22/08/11

trovoada de verão

Estes são os dias em que acordo pela metade. Assim que ganho consciência de mim ganho consciência de que me falta parte. Deve ser aquele bocado que conduz o dia a um propósito, que encadeia os dias numa razão. Não há propósito, não há razão. Deve ser aquele bocado que sente nas costas os olhos do público. Estes são os dias em que me parece que a minha vida é um filme sem audiência, um filme que ninguém vê. Ninguém me vê. Na verdade sou eu que não vejo ninguém. Estes são os dias de nevoeiro, em que não vejo ninguém.
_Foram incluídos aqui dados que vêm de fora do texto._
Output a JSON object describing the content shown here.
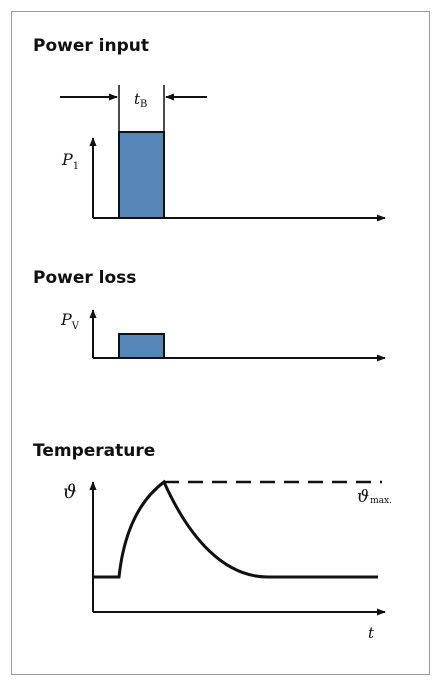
{
  "panels": {
    "power_input": {
      "title": "Power input",
      "axis_label": "P",
      "axis_subscript": "1",
      "duration_label": "t",
      "duration_subscript": "B"
    },
    "power_loss": {
      "title": "Power loss",
      "axis_label": "P",
      "axis_subscript": "V"
    },
    "temperature": {
      "title": "Temperature",
      "axis_label": "ϑ",
      "max_label": "ϑ",
      "max_subscript": "max.",
      "time_label": "t"
    }
  },
  "colors": {
    "pulse_fill": "#5686b8",
    "line": "#111111"
  }
}
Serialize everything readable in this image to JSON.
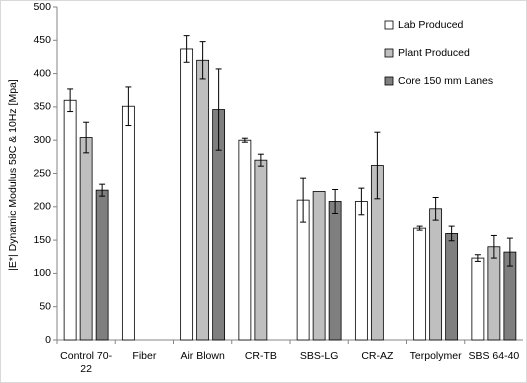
{
  "chart_data": {
    "type": "bar",
    "y_label": "|E*| Dynamic Modulus 58C & 10Hz [Mpa]",
    "categories": [
      "Control 70-22",
      "Fiber",
      "Air Blown",
      "CR-TB",
      "SBS-LG",
      "CR-AZ",
      "Terpolymer",
      "SBS 64-40"
    ],
    "series": [
      {
        "name": "Lab Produced",
        "color": "#ffffff",
        "values": [
          360,
          351,
          437,
          300,
          210,
          208,
          168,
          123
        ],
        "errors": [
          17,
          29,
          20,
          3,
          33,
          20,
          3,
          5
        ]
      },
      {
        "name": "Plant Produced",
        "color": "#bfbfbf",
        "values": [
          304,
          null,
          420,
          270,
          223,
          262,
          197,
          140
        ],
        "errors": [
          23,
          null,
          28,
          9,
          null,
          50,
          17,
          17
        ]
      },
      {
        "name": "Core 150 mm Lanes",
        "color": "#7f7f7f",
        "values": [
          225,
          null,
          346,
          null,
          208,
          null,
          160,
          132
        ],
        "errors": [
          9,
          null,
          61,
          null,
          18,
          null,
          11,
          21
        ]
      }
    ],
    "ylim": [
      0,
      500
    ],
    "yticks": [
      0,
      50,
      100,
      150,
      200,
      250,
      300,
      350,
      400,
      450,
      500
    ],
    "legend": "top-right",
    "grid": false
  }
}
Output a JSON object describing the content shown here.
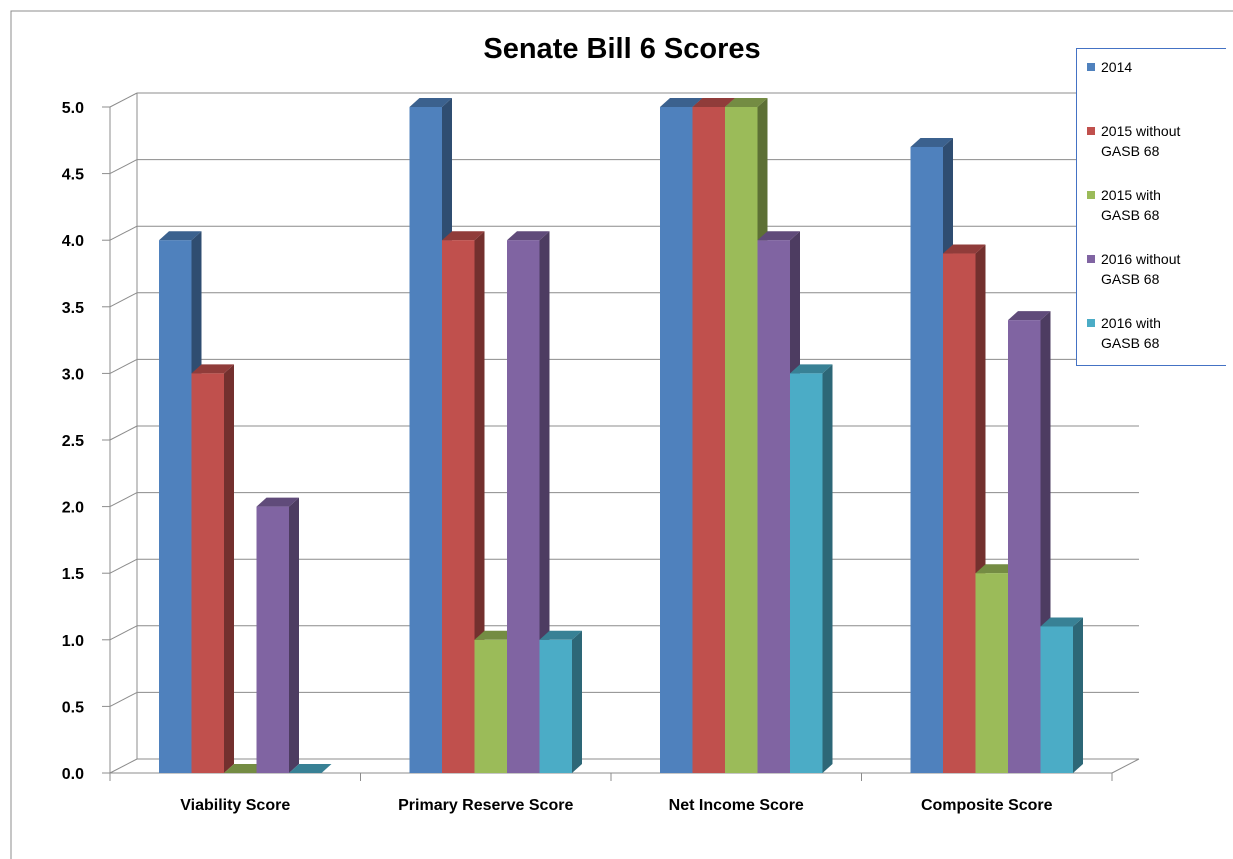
{
  "chart_data": {
    "type": "bar",
    "title": "Senate Bill 6 Scores",
    "xlabel": "",
    "ylabel": "",
    "ylim": [
      0,
      5
    ],
    "yticks": [
      "0.0",
      "0.5",
      "1.0",
      "1.5",
      "2.0",
      "2.5",
      "3.0",
      "3.5",
      "4.0",
      "4.5",
      "5.0"
    ],
    "categories": [
      "Viability Score",
      "Primary Reserve Score",
      "Net Income Score",
      "Composite Score"
    ],
    "grid": true,
    "legend_position": "top-right",
    "series": [
      {
        "name": "2014",
        "color": "#4f81bd",
        "values": [
          4.0,
          5.0,
          5.0,
          4.7
        ]
      },
      {
        "name": "2015 without\nGASB 68",
        "color": "#c0504d",
        "values": [
          3.0,
          4.0,
          5.0,
          3.9
        ]
      },
      {
        "name": "2015 with\nGASB 68",
        "color": "#9bbb59",
        "values": [
          0.0,
          1.0,
          5.0,
          1.5
        ]
      },
      {
        "name": "2016 without\nGASB 68",
        "color": "#8064a2",
        "values": [
          2.0,
          4.0,
          4.0,
          3.4
        ]
      },
      {
        "name": "2016 with\nGASB 68",
        "color": "#4bacc6",
        "values": [
          0.0,
          1.0,
          3.0,
          1.1
        ]
      }
    ]
  }
}
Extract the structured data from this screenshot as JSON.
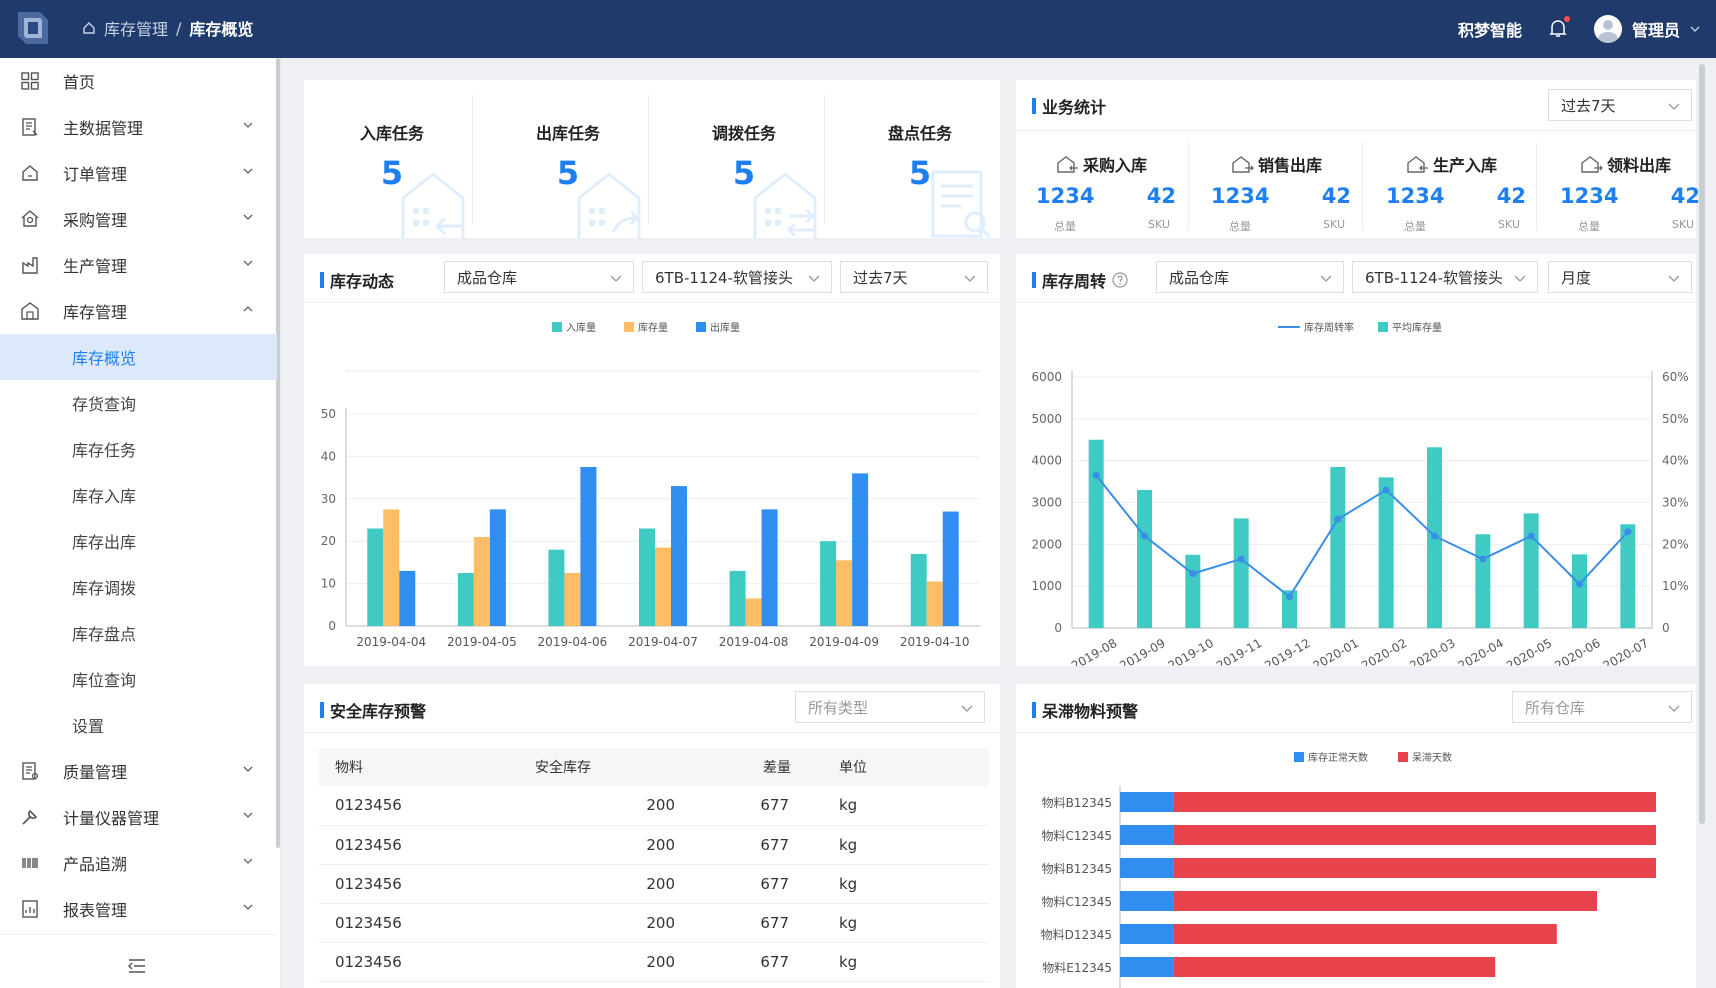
{
  "header": {
    "breadcrumb": [
      "库存管理",
      "/",
      "库存概览"
    ],
    "brand": "积梦智能",
    "user": "管理员"
  },
  "sidebar": {
    "items": [
      {
        "label": "首页",
        "icon": "grid-icon",
        "expandable": false
      },
      {
        "label": "主数据管理",
        "icon": "document-icon",
        "expandable": true
      },
      {
        "label": "订单管理",
        "icon": "home-icon",
        "expandable": true
      },
      {
        "label": "采购管理",
        "icon": "house-gear-icon",
        "expandable": true
      },
      {
        "label": "生产管理",
        "icon": "factory-icon",
        "expandable": true
      },
      {
        "label": "库存管理",
        "icon": "warehouse-icon",
        "expandable": true,
        "expanded": true
      }
    ],
    "sub_items": [
      "库存概览",
      "存货查询",
      "库存任务",
      "库存入库",
      "库存出库",
      "库存调拨",
      "库存盘点",
      "库位查询",
      "设置"
    ],
    "active_sub": "库存概览",
    "items_after": [
      {
        "label": "质量管理",
        "icon": "checklist-icon"
      },
      {
        "label": "计量仪器管理",
        "icon": "tool-icon"
      },
      {
        "label": "产品追溯",
        "icon": "barcode-icon"
      },
      {
        "label": "报表管理",
        "icon": "report-icon"
      }
    ]
  },
  "tasks": [
    {
      "title": "入库任务",
      "value": "5",
      "icon": "inbound-building-icon"
    },
    {
      "title": "出库任务",
      "value": "5",
      "icon": "outbound-building-icon"
    },
    {
      "title": "调拨任务",
      "value": "5",
      "icon": "transfer-building-icon"
    },
    {
      "title": "盘点任务",
      "value": "5",
      "icon": "inventory-doc-icon"
    }
  ],
  "business": {
    "title": "业务统计",
    "period": "过去7天",
    "items": [
      {
        "title": "采购入库",
        "total": "1234",
        "sku": "42",
        "total_label": "总量",
        "sku_label": "SKU"
      },
      {
        "title": "销售出库",
        "total": "1234",
        "sku": "42",
        "total_label": "总量",
        "sku_label": "SKU"
      },
      {
        "title": "生产入库",
        "total": "1234",
        "sku": "42",
        "total_label": "总量",
        "sku_label": "SKU"
      },
      {
        "title": "领料出库",
        "total": "1234",
        "sku": "42",
        "total_label": "总量",
        "sku_label": "SKU"
      }
    ]
  },
  "dynamics": {
    "title": "库存动态",
    "filters": {
      "warehouse": "成品仓库",
      "material": "6TB-1124-软管接头",
      "period": "过去7天"
    }
  },
  "turnover": {
    "title": "库存周转",
    "filters": {
      "warehouse": "成品仓库",
      "material": "6TB-1124-软管接头",
      "period": "月度"
    }
  },
  "safety": {
    "title": "安全库存预警",
    "filter_placeholder": "所有类型",
    "columns": [
      "物料",
      "安全库存",
      "差量",
      "单位"
    ],
    "rows": [
      [
        "0123456",
        "200",
        "677",
        "kg"
      ],
      [
        "0123456",
        "200",
        "677",
        "kg"
      ],
      [
        "0123456",
        "200",
        "677",
        "kg"
      ],
      [
        "0123456",
        "200",
        "677",
        "kg"
      ],
      [
        "0123456",
        "200",
        "677",
        "kg"
      ]
    ]
  },
  "stagnant": {
    "title": "呆滞物料预警",
    "filter_placeholder": "所有仓库"
  },
  "chart_data": [
    {
      "type": "bar",
      "categories": [
        "2019-04-04",
        "2019-04-05",
        "2019-04-06",
        "2019-04-07",
        "2019-04-08",
        "2019-04-09",
        "2019-04-10"
      ],
      "series": [
        {
          "name": "入库量",
          "color": "#3fcbc4",
          "values": [
            23,
            12.5,
            18,
            23,
            13,
            20,
            17
          ]
        },
        {
          "name": "库存量",
          "color": "#ffbd66",
          "values": [
            27.5,
            21,
            12.5,
            18.5,
            6.5,
            15.5,
            10.5
          ]
        },
        {
          "name": "出库量",
          "color": "#2f8ef0",
          "values": [
            13,
            27.5,
            37.5,
            33,
            27.5,
            36,
            27
          ]
        }
      ],
      "ylim": [
        0,
        50
      ],
      "yticks": [
        0,
        10,
        20,
        30,
        40,
        50
      ],
      "legend": "top-center"
    },
    {
      "type": "bar",
      "categories": [
        "2019-08",
        "2019-09",
        "2019-10",
        "2019-11",
        "2019-12",
        "2020-01",
        "2020-02",
        "2020-03",
        "2020-04",
        "2020-05",
        "2020-06",
        "2020-07"
      ],
      "series": [
        {
          "name": "平均库存量",
          "type": "bar",
          "axis": "left",
          "color": "#3fcbc4",
          "values": [
            4500,
            3300,
            1750,
            2620,
            900,
            3850,
            3600,
            4320,
            2240,
            2740,
            1760,
            2480
          ]
        },
        {
          "name": "库存周转率",
          "type": "line",
          "axis": "right",
          "color": "#3a8ee6",
          "values": [
            36.5,
            22,
            13,
            16.5,
            7.5,
            26,
            33,
            22,
            16.5,
            22,
            10.5,
            23
          ]
        }
      ],
      "ylim": [
        0,
        6000
      ],
      "yticks": [
        0,
        1000,
        2000,
        3000,
        4000,
        5000,
        6000
      ],
      "y2lim": [
        0,
        60
      ],
      "y2ticks": [
        "0",
        "10%",
        "20%",
        "30%",
        "40%",
        "50%",
        "60%"
      ],
      "legend": "top-center"
    },
    {
      "type": "bar",
      "orientation": "horizontal",
      "stacked": true,
      "categories": [
        "物料B12345",
        "物料C12345",
        "物料B12345",
        "物料C12345",
        "物料D12345",
        "物料E12345"
      ],
      "series": [
        {
          "name": "库存正常天数",
          "color": "#2f8ef0",
          "values": [
            10,
            10,
            10,
            10,
            10,
            10
          ]
        },
        {
          "name": "呆滞天数",
          "color": "#e8434d",
          "values": [
            90,
            90,
            90,
            79,
            71.5,
            60
          ]
        }
      ],
      "legend": "top-center"
    }
  ]
}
Se na minha frente fito apenas a neblina em branco espesso, não consigo também ver o que se passa aqui dentro. Não tenho os olhos revirados para dentro, não tenho os olhos focados para fora. Não tenho olhos? Estes são os dias em que parece que não tenho olhos, nem coração. Porque o coração está nos olhos. Sentei-me à chuva, esta tarde. A minha vontade era fundir-me com ela. Ser um trovão, um luminoso trovão. Quis ser a tempestade, quis chover em todo o lado, ser milhares de gotículas espalhadas por toda a cidade, ser milhares de pequenas explosões de luz, reflectir a luz e ser arco-íris. Estes são os dias em que quero desaparecer, fechar-me das palavras, não ter de as usar mais. Estes são os dias em que não me sinto aqui.